Introduction: The New York papers are full of the tale of Feris Jones, the 50-year-old NYPD officer who got up from her chair at the beauty parlor to shoot it out with a 20-year-old perp who thought he was going to rob the place. It didn't quite work out as he had hoped--he lost the gunfight and, after a brief time on the lam, he went to the hospital (yes, he survived and will be preying upon us for many years to come), and then to jail. And she went to Police Headquarters to be promoted to detective by the Police Commissioner and the Mayor.
How did she stay so cool? "That's my personality," she told the reporters. "I don't fuss about much."
The newspapers will milk this story for a few days, then go back to writing about how the cops' health coverage and pensions are bankrupting the city and must be cut immediately. But the media's hypocrisy should not make us jaded--it is she who is the star of this show, not them. In what she did when she had to--and how she carried herself afterward--she gave New York something to celebrate and someone to look up to.
The following piece appeared in the New York Daily News on Thursday, August 28, 1997--and, man, it's even truer now than when I wrote it.
-George Molé
10/27/2010
Why I'm Still Proud to Be a Cop
by George Molé
New York Daily News
Thursday, August 28, 1997
I still remember why I became a cop: I wanted to walk down a dark street and make everyone feel safe. I wanted to see the kids crowd around, and the girls smile, and the hoodlums slink off the corners, and the old people unlock their doors and come outside on a summer night. All because I was there.
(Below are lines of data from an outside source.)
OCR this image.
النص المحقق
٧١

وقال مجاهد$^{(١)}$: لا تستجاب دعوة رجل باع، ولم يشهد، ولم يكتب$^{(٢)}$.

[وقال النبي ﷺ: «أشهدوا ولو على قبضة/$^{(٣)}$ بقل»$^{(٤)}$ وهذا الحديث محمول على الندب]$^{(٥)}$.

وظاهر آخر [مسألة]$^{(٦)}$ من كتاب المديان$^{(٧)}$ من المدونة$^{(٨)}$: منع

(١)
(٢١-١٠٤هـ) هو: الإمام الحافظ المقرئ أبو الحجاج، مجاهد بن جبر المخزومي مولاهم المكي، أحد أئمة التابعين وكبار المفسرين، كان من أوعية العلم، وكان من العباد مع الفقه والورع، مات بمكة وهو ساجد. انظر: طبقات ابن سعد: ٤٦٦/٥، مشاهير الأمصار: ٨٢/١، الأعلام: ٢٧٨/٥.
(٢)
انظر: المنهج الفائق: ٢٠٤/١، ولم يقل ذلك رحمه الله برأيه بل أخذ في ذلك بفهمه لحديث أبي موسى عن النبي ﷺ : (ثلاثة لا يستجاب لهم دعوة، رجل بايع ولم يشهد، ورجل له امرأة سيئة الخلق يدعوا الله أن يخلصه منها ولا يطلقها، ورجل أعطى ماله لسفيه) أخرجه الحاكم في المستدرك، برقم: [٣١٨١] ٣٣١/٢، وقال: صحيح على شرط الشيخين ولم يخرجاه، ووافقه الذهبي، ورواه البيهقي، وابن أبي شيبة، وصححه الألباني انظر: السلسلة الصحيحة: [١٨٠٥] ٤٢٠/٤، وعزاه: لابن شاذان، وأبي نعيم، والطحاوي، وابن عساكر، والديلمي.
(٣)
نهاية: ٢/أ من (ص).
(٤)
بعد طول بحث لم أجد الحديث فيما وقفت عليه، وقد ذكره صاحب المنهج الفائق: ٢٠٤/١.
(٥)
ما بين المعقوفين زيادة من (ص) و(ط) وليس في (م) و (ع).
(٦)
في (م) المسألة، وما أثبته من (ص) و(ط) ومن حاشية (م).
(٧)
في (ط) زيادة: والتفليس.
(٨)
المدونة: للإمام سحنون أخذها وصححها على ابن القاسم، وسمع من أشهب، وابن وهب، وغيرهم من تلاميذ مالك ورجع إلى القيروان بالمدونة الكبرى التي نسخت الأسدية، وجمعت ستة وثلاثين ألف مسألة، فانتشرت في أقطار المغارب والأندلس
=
Every good cop starts with that enthusiasm, that heroic vision of police work--but it's not always easy to hold on to. The maddening bureaucracy of the job, the lack of support from the public and courts and politicians, and the distorted view of the police often presented by the media can disillusion the most idealistic cop.
And the great, tragic scandals that at long intervals roil the department--like the ongoing horror at Brooklyn's 70th Precinct--can shake a cop's sense of pride, the confidence of being respected by law-abiding people.
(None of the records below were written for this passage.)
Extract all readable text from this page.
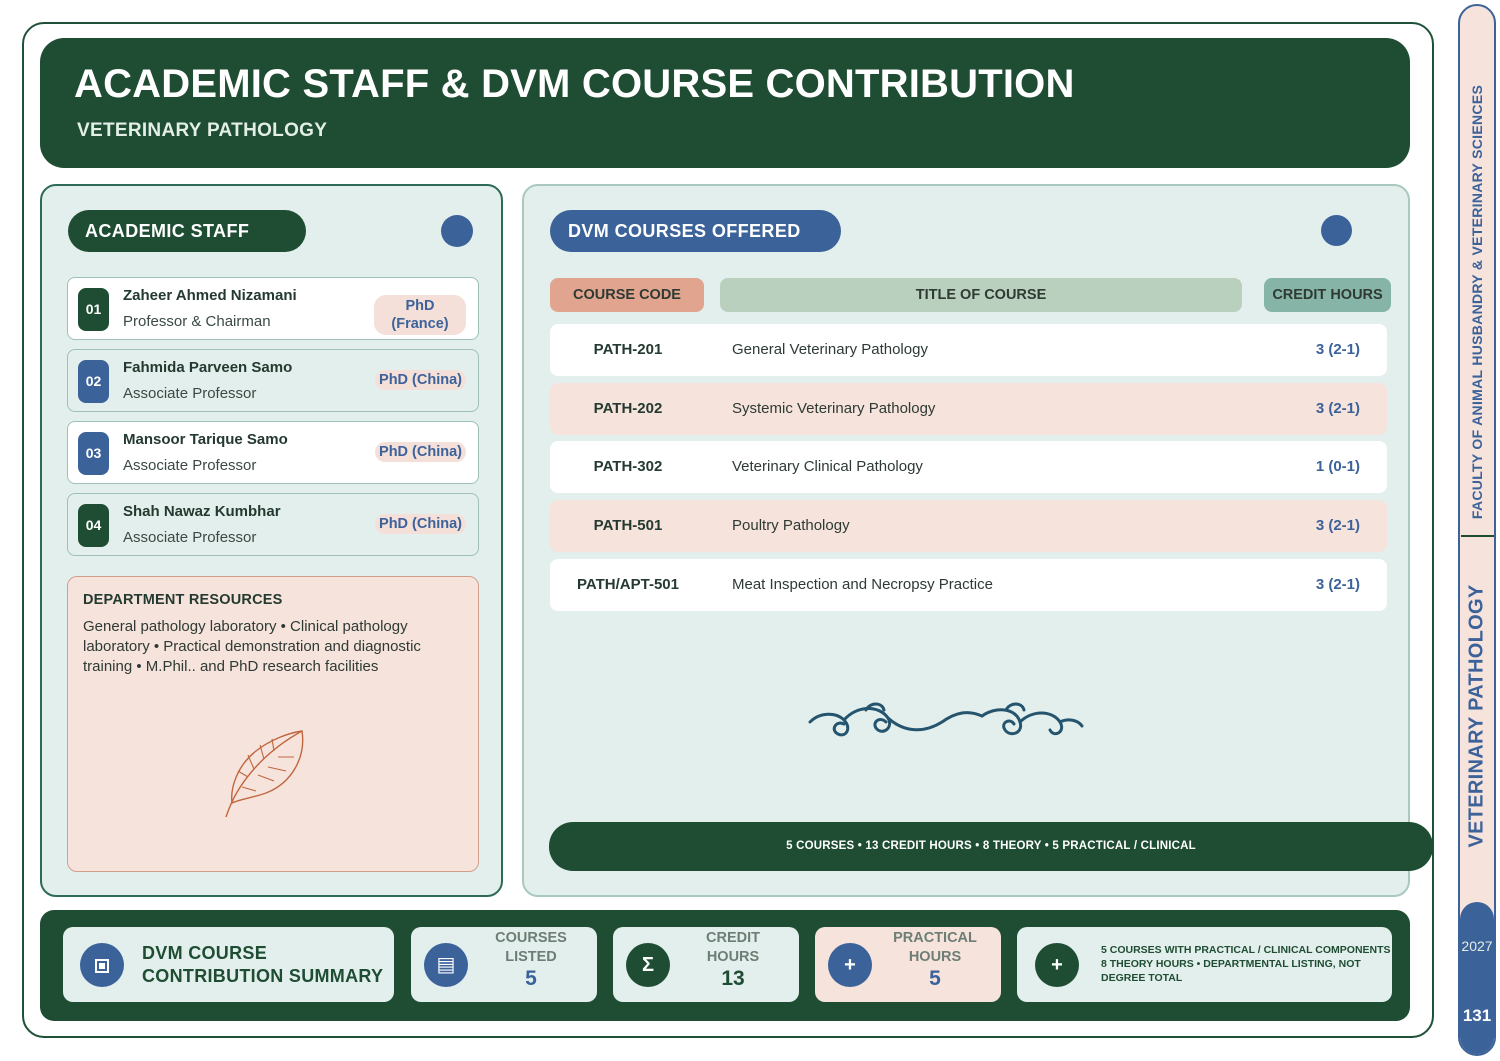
ACADEMIC STAFF & DVM COURSE CONTRIBUTION
VETERINARY PATHOLOGY
ACADEMIC STAFF
01
Zaheer Ahmed Nizamani
Professor & Chairman
PhD (France)
02
Fahmida Parveen Samo
Associate Professor
PhD (China)
03
Mansoor Tarique Samo
Associate Professor
PhD (China)
04
Shah Nawaz Kumbhar
Associate Professor
PhD (China)
DEPARTMENT RESOURCES

General pathology laboratory • Clinical pathology laboratory • Practical demonstration and diagnostic training • M.Phil.. and PhD research facilities

DVM COURSES OFFERED
COURSE CODE	TITLE OF COURSE	CREDIT HOURS
PATH-201	General Veterinary Pathology	3 (2-1)
PATH-202	Systemic Veterinary Pathology	3 (2-1)
PATH-302	Veterinary Clinical Pathology	1 (0-1)
PATH-501	Poultry Pathology	3 (2-1)
PATH/APT-501	Meat Inspection and Necropsy Practice	3 (2-1)
5 COURSES • 13 CREDIT HOURS • 8 THEORY • 5 PRACTICAL / CLINICAL
DVM COURSE
CONTRIBUTION SUMMARY	▤
COURSES
LISTED
5
Σ
CREDIT
HOURS
13
+
PRACTICAL
HOURS
5
+
5 COURSES WITH PRACTICAL / CLINICAL COMPONENTS
8 THEORY HOURS • DEPARTMENTAL LISTING, NOT
DEGREE TOTAL
FACULTY OF ANIMAL HUSBANDRY & VETERINARY SCIENCES
VETERINARY PATHOLOGY
2027
131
But I have worn an NYPD shield for seven years, and every day makes me more, not less, proud to be a New York City police officer. Because every day I see my co-workers doing the world's hardest job with skill and humor and extraordinary grace.
Although I don't speak for anyone but myself, I believe that most cops are, like me, attempting to keep an open mind about the innocence or guild of the accused Brooklyn officers. But the horrible allegations against them--false or true--are so far outside anything I've seen in my career as to seem the stuff of fiction.
Here's what I have seen:
Cops of all races and both sexes work together with a mutual respect and affection that should be an example for the rest of society. Cops know that the ethnicity of the person who's watching your back in a dark alleyway or on some desolate rooftop is quite unimportant.
Cops will go out of their way to talk to or play with or comfort a child. Perhaps thinking of their own children, they try constantly to counter the negative influences, the lack of love and guidance, that many of our city's kids experience.
Cops will almost always, even at the risk of their own safety, try to resolve a situation with words instead of force. "Let's talk about it..." or "Try to calm down, pal..." are always preferred to a stick or a gun.
And sometimes, while they're doing their jobs, they die. Unexpectedly, violently, painfully.
If cops ask for respect, or the benefit of the doubt when they take action, that request has been paid for, many times over, in blood.
I think of Police Officer Vincent Guidice, killed last year with shards of broken glass while trying to protect a battered woman. Don't bet the rent money that Al Sharpton will organize a march to protest his death.
Guess what: Cops are people. They're subject to the same weaknesses, temptations and dark impulses as anyone else. But what's remarkable is not that, on rare occasions, they succumb to them--but how rare those occasions are.
So let's condemn the very few corrupt or brutal cops. I do. But then let's salute the rest of my 37,000 brothers and sisters in blue, who humble me with their patience and bravery, their incredible decency.
Because right now, somewhere in the city--maybe even in the 7-0--a cop is handling some tense, potentially violent situation, keeping everything cool with cynical wisdom and a sense of humor, common sense and the right words.
He or she wears the NYPD uniform, and so do I. Nothing could make me prouder.
Molé is an NYPD sergeant and freelance writer.